A football is thrown horizontally with an initial velocity of (16.5 m/s). Ignoring air resistance, the average acceleration of the football over any period of time is (-9.81 m/s2).
(a) Find the velocity vector of the ball 1.62 s after it is thrown.
(b) Find the magnitude and direction of the velocity at this time.
I started by using avg.acceleration=(Vf-Vi)/t. I calculated .375m/s. Then I realized I need ^x and ^y. How do I find that?
No, the acceleration here is downward, perpendicular to the velocity.
The veloicty keeps its initial horizontal velocity, but gains a vertical velocity.
Vvertical= acceleration*time
So add the Vvertical with Vhorizontal, to get the vector velocity.
Well, I must say, that football really knows how to defy gravity! Let's get down to business though.

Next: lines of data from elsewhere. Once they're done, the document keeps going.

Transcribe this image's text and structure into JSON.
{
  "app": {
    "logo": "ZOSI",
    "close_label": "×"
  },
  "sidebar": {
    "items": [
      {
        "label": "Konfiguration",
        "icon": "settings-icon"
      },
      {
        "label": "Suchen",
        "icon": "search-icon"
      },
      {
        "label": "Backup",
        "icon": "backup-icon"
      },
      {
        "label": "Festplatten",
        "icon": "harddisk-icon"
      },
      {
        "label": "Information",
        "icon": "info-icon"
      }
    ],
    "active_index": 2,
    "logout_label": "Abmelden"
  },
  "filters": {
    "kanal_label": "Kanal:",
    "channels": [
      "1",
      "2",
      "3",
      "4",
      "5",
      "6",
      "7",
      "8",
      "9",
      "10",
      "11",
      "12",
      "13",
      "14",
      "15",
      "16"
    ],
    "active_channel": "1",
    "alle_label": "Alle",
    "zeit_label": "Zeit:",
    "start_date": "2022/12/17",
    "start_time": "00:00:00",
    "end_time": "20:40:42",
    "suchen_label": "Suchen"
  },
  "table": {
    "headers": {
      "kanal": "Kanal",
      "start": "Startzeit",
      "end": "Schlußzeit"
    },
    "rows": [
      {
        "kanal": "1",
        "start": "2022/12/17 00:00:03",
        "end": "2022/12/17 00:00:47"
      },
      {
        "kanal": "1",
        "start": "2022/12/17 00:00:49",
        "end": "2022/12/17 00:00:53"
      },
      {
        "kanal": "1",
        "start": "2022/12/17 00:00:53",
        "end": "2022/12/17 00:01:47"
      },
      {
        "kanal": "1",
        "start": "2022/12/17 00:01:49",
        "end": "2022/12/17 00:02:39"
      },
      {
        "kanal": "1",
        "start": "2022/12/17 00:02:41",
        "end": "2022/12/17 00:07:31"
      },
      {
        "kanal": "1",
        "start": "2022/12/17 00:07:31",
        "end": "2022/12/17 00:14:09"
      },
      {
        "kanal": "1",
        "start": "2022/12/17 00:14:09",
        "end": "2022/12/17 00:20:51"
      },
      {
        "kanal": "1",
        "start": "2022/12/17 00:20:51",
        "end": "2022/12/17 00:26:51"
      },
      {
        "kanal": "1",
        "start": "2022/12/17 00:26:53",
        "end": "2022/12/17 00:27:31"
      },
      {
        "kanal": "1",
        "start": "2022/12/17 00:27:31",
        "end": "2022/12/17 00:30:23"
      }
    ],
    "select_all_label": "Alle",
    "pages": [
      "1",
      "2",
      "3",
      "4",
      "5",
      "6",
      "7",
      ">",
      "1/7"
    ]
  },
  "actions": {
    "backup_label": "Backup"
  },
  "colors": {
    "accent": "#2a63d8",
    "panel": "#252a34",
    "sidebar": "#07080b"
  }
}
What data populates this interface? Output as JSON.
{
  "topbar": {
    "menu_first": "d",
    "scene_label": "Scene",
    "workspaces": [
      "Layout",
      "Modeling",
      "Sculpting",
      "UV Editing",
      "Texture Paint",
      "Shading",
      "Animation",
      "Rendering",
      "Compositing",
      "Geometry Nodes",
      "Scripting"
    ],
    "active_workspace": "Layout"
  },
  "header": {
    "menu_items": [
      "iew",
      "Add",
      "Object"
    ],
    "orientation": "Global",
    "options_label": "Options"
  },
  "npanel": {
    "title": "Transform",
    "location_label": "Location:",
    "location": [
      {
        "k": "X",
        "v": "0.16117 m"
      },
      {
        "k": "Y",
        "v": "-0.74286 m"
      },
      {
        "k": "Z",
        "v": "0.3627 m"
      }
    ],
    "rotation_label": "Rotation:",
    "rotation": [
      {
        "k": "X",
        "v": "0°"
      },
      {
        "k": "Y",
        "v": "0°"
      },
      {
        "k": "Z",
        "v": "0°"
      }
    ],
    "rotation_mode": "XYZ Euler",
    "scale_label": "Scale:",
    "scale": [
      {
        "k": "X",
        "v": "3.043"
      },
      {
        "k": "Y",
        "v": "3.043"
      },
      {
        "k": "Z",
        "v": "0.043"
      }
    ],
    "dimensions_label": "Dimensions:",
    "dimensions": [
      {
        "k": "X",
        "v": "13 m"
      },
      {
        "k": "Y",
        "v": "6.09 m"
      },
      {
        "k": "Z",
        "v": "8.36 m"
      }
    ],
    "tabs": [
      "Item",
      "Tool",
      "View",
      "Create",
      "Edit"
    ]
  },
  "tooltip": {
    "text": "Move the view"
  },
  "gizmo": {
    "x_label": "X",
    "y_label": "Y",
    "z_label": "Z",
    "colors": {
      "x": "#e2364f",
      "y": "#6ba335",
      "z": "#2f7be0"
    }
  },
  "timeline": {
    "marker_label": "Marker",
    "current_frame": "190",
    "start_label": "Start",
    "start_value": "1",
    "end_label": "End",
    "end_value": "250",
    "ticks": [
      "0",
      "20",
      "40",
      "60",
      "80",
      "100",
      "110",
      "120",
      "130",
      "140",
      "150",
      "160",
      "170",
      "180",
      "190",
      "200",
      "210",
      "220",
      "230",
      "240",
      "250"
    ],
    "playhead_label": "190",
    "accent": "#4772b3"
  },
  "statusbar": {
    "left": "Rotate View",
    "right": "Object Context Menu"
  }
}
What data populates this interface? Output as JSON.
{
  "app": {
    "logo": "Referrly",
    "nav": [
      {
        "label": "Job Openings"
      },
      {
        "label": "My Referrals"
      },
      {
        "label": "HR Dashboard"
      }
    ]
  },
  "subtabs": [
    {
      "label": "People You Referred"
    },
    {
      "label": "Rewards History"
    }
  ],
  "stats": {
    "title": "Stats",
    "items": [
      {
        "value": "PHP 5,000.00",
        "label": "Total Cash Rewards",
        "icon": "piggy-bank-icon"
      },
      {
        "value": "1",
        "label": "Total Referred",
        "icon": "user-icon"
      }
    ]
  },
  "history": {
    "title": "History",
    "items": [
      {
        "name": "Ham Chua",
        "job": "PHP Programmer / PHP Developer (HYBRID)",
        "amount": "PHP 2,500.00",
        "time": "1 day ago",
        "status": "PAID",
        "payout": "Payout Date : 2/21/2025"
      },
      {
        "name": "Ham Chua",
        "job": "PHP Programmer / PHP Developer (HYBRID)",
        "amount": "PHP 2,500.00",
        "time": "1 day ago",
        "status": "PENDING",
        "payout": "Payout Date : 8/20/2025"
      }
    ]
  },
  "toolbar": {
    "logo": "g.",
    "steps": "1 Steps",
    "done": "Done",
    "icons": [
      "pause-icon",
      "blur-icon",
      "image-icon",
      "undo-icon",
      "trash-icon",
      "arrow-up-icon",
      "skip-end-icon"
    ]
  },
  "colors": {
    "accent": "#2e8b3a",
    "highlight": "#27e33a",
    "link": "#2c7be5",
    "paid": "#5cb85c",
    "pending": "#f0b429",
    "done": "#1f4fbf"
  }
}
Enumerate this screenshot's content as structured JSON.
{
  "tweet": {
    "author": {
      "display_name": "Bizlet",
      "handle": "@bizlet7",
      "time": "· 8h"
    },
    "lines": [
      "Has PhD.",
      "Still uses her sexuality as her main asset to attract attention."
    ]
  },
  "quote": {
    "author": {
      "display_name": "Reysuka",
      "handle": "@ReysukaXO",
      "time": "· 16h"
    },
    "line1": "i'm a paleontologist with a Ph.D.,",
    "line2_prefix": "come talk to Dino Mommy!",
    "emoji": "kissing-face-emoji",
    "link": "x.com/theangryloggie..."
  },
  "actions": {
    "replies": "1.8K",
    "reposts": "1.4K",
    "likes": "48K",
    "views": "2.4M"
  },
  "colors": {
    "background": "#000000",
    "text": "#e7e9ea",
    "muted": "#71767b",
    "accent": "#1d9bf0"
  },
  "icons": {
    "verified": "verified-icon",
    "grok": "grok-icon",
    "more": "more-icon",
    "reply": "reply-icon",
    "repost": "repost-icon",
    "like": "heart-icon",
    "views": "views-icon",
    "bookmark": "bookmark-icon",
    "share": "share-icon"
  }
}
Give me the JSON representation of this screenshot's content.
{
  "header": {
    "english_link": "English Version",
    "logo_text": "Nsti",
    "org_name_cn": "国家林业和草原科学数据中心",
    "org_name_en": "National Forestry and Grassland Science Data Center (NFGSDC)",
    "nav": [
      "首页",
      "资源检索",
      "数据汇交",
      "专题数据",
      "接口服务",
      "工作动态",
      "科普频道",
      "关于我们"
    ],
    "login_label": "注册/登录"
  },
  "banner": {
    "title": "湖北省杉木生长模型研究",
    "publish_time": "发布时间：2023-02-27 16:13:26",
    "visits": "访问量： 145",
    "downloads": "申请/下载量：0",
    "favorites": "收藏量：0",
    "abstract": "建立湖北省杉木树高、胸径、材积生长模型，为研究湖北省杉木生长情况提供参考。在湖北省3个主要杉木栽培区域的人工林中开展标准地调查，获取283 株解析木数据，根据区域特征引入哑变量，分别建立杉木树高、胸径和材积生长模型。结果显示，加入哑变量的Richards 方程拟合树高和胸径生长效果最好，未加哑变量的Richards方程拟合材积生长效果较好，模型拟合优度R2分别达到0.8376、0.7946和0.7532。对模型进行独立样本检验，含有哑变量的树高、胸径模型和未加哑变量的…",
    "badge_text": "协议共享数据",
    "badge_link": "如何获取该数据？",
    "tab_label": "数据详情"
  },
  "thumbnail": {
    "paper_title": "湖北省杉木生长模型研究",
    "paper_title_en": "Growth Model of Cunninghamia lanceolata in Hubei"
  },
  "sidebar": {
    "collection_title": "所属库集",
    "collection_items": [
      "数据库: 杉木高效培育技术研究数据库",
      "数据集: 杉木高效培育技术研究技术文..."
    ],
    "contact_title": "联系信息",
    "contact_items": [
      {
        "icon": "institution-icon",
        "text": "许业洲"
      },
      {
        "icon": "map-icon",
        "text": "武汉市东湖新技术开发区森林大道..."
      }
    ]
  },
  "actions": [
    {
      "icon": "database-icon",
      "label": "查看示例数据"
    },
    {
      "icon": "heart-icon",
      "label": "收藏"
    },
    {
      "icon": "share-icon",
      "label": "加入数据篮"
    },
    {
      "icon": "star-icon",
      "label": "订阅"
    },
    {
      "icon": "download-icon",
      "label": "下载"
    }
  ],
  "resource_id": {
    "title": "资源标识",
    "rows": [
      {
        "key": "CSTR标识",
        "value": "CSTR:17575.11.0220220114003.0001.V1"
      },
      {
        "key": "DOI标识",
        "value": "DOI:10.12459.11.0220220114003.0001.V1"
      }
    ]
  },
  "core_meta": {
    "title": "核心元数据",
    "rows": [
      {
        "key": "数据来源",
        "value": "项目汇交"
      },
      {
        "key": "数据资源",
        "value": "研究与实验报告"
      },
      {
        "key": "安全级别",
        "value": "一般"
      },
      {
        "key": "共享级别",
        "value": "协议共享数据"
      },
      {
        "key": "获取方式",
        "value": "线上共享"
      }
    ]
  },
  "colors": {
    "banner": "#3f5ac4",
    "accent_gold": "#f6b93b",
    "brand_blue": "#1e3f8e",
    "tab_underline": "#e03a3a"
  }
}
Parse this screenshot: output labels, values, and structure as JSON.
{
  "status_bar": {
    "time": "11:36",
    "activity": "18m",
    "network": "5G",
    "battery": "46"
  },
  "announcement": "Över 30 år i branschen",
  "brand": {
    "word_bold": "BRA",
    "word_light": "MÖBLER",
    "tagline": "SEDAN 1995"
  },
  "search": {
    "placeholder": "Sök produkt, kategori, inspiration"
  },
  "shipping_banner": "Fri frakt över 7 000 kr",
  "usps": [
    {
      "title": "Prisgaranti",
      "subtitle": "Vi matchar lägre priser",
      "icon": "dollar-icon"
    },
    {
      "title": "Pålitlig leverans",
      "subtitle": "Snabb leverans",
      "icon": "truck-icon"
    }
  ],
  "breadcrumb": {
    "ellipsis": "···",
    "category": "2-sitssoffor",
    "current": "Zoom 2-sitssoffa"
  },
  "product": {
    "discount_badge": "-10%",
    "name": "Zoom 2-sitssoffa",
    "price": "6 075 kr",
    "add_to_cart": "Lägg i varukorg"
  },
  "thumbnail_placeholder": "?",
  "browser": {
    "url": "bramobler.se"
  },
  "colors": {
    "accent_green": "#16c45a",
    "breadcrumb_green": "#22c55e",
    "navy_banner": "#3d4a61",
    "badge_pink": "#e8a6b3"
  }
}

(a) Since the football is thrown horizontally, the initial vertical velocity is zero, and the horizontal velocity remains constant. So, after 1.62 seconds, the vertical velocity component of the football would be:
Vvertical = acceleration * time
Vvertical = -9.81 m/s² * 1.62 s
Now, since we want the velocity vector of the ball, we need to combine the horizontal and vertical components. The horizontal component remains the same as the initial velocity (since there's no horizontal acceleration), so the velocity vector is:
Velocity = (Vhorizontal, Vvertical)
Velocity = (16.5 m/s, -9.81 m/s² * 1.62 s)
(b) To find the magnitude and direction of the velocity at this time, we can use the Pythagorean theorem and some good old trigonometry. The magnitude of the velocity can be calculated as:
Magnitude = √(Vhorizontal² + Vvertical²)
The direction can be found using:
Direction = tan^(-1)(Vvertical / Vhorizontal)
So, grab your calculator and plug in the values to find the magnitude and direction!
To find the velocity vector of the ball 1.62 s after it is thrown, you can break down the problem into horizontal and vertical components.
(a) Horizontal Component:
Since the football is thrown horizontally, its horizontal velocity remains constant. So the horizontal component of the velocity vector will be equal to its initial horizontal velocity, which is 16.5 m/s.
(b) Vertical Component:
The vertical component of the velocity is affected by the acceleration due to gravity. In this case, the acceleration is -9.81 m/s^2, which is directed downward. Therefore, the vertical component of the velocity will increase at a rate of 9.81 m/s^2.
To calculate the vertical component of the velocity, use the equation:
Vvertical = acceleration * time
Given that the time is 1.62 seconds and the acceleration is -9.81 m/s^2, you can calculate the vertical component of the velocity:
Vvertical = -9.81 m/s^2 * 1.62 s = -15.92 m/s (negative sign indicates downward direction)
To find the total velocity vector, add the horizontal and vertical components of the velocity:
Velocity vector = (16.5 m/s)î + (-15.92 m/s)ĵ
Now you have the velocity vector in terms of its x-component (horizontal) and y-component (vertical). The letter "î" denotes the unit vector in the x-direction, and "ĵ" denotes the unit vector in the y-direction.
(b) Magnitude and Direction of Velocity:
To find the magnitude of the velocity, use the Pythagorean theorem:
Magnitude of velocity = √(Vx^2 + Vy^2)
Substituting the values, you get:
Magnitude of velocity = √((16.5 m/s)^2 + (-15.92 m/s)^2) ≈ 22.62 m/s
To find the direction of the velocity, you can use trigonometry. The direction can be expressed as an angle with respect to a horizontal line. You can calculate this angle using the inverse tangent function:
Direction of velocity = arctan(Vy/Vx)
Substituting the values, you get:
Direction = arctan((-15.92 m/s) / (16.5 m/s)) ≈ -46.96° (negative sign indicates downward direction)
So, the magnitude of the velocity at 1.62 s is approximately 22.62 m/s, and the direction is approximately -46.96° downward from the horizontal.